Fine Art students say that they are unhappy with the new campus facilities in Grangegorman and demand solutions from DIT.
 
A group of Fine Art students submitted a letter of complaint to Kieran Corcoran, Head of Design in DIT,  showing growing anger regarding the lack of storage space, wall space and desks available to them.
 
“As art students, what we require, and what we feel we are entitled to, is storage space for our work, wall space to display our art, and a permanent desk that we feel safe to leave unfinished projects and equipment in,” they said.
 
In the current teaching conditions they felt that they could not ‘flourish’ and were ‘outraged’ with the facilities in place.
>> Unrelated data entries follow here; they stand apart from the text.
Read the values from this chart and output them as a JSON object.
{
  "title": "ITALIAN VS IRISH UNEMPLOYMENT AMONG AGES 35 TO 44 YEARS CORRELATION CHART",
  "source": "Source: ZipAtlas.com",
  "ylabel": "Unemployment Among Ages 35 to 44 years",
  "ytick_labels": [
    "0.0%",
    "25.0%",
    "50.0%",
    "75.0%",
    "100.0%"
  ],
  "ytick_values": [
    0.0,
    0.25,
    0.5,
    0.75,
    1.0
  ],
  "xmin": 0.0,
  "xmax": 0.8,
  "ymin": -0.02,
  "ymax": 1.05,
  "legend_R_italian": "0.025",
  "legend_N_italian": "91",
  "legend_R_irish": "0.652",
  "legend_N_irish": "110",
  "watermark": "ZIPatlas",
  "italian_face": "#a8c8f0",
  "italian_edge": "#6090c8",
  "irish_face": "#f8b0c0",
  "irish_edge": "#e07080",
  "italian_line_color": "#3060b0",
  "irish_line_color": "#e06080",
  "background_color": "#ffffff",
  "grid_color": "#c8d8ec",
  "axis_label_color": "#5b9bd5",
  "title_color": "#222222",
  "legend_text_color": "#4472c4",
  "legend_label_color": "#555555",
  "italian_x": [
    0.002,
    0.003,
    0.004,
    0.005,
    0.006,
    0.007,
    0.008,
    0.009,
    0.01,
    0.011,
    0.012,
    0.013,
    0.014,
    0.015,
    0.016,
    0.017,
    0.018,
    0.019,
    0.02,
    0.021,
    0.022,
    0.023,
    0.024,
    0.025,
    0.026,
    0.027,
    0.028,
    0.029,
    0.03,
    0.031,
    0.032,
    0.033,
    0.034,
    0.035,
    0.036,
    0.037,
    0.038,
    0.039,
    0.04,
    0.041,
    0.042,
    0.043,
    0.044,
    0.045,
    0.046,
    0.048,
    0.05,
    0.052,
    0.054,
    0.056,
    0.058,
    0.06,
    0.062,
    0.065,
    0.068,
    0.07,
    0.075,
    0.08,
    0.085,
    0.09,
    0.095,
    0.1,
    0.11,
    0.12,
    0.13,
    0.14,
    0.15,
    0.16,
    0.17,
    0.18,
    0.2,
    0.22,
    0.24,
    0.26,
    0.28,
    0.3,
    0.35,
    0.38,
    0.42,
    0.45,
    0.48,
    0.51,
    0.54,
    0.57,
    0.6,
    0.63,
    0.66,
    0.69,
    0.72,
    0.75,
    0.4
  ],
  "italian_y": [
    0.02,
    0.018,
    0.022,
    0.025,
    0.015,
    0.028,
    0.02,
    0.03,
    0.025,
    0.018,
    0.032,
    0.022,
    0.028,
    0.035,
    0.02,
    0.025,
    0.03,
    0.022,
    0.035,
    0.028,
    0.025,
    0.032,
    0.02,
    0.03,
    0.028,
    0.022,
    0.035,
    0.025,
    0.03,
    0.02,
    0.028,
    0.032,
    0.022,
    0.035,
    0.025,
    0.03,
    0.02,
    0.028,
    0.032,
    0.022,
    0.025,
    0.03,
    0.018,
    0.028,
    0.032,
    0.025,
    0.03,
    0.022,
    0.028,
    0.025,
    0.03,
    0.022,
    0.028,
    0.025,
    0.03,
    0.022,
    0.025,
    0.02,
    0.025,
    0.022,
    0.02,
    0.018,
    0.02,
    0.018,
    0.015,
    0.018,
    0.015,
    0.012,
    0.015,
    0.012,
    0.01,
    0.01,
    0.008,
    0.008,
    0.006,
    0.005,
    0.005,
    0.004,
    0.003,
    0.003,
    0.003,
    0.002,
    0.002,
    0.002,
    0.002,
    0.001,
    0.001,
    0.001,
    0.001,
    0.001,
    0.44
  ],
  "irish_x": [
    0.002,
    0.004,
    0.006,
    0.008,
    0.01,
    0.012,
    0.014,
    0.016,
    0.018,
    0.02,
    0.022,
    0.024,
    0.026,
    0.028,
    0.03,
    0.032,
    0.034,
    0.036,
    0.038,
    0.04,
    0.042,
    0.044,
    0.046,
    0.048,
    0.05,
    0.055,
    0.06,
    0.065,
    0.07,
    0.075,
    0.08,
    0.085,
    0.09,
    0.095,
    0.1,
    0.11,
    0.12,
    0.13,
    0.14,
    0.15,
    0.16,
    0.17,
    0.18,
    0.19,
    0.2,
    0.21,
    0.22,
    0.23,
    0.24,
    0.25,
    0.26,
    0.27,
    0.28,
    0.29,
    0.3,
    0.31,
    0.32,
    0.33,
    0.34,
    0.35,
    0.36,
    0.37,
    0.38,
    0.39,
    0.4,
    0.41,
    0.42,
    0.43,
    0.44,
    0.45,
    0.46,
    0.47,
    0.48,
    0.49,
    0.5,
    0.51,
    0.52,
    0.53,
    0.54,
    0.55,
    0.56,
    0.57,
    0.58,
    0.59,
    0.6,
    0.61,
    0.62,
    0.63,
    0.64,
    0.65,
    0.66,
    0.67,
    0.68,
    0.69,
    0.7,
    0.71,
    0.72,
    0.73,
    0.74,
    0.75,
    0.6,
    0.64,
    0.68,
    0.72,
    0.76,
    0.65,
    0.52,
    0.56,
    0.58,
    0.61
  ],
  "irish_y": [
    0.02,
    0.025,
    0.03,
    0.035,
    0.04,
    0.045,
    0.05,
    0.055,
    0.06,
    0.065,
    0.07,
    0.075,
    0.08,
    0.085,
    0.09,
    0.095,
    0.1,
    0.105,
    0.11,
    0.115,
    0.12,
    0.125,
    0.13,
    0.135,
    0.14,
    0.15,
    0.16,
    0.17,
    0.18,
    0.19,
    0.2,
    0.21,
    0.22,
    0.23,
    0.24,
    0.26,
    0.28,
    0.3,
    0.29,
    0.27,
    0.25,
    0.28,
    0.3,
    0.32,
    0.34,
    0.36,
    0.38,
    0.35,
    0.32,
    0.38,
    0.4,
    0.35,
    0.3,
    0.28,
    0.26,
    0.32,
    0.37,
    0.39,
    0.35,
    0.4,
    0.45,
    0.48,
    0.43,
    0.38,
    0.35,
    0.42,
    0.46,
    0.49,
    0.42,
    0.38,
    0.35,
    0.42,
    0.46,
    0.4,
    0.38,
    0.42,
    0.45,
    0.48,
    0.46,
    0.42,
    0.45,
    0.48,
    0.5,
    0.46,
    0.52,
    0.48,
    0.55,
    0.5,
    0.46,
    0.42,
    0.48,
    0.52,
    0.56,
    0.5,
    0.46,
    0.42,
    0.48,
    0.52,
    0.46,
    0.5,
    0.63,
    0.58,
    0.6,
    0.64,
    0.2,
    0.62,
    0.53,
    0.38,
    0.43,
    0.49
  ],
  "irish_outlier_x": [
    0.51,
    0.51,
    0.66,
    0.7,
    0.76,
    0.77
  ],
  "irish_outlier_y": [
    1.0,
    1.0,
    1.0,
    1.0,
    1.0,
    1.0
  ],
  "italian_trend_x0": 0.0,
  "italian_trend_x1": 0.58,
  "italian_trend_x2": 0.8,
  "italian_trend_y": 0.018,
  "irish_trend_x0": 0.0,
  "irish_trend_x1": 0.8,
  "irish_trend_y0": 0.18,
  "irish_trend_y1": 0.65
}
The students felt ‘neglected and pushed aside’ but were willing to co-operate and offer solutions to the problems they outlined.
 
Kieran Corcoran was happy to respond to their letter ‘because it is an important matter for students as well as staff’.
 
In relation to issues raised by fine art students he said that sufficient plan chests have now been provided including the purchase of 50 new units, project spaces have been identified and will be allocated in the next week, 170 free lockers have been provided along with another 60 ordered and fixed worktops will be removed to allow for extra wall space.
 
“It has been a major challenge for us to move four design programmes, our fine art programme and two humanities programmes from their two previous locations to the new campus at Grangegorman,” he said.
 
“Students and colleagues in the School of Art, Design and Printing are now co-located for the first time.  The facilities at Grangegorman are intended to be quite different from those in Mountjoy Square and Portland Row, including an entirely different configuration of studios and workshops,” said Corcoran.
 
The move to Grangegorman has been a huge undertaking for management in DIT and problems continue to arise every day but staff are working swiftly to fix these.
 
“Programme teams have been meeting weekly to deal with glitches and snags brought to our attention by students since classes started. We are determined not to allow these problems to undermine the huge positives around the new campus,” he said.
 
Staff encourage as much feedback as possible from students and a Campus Implementation Group plans to have a ‘lessons learnt’ workshop to help to inform the next phases of the move to Grangegorman and they would welcome student participation in that workshop.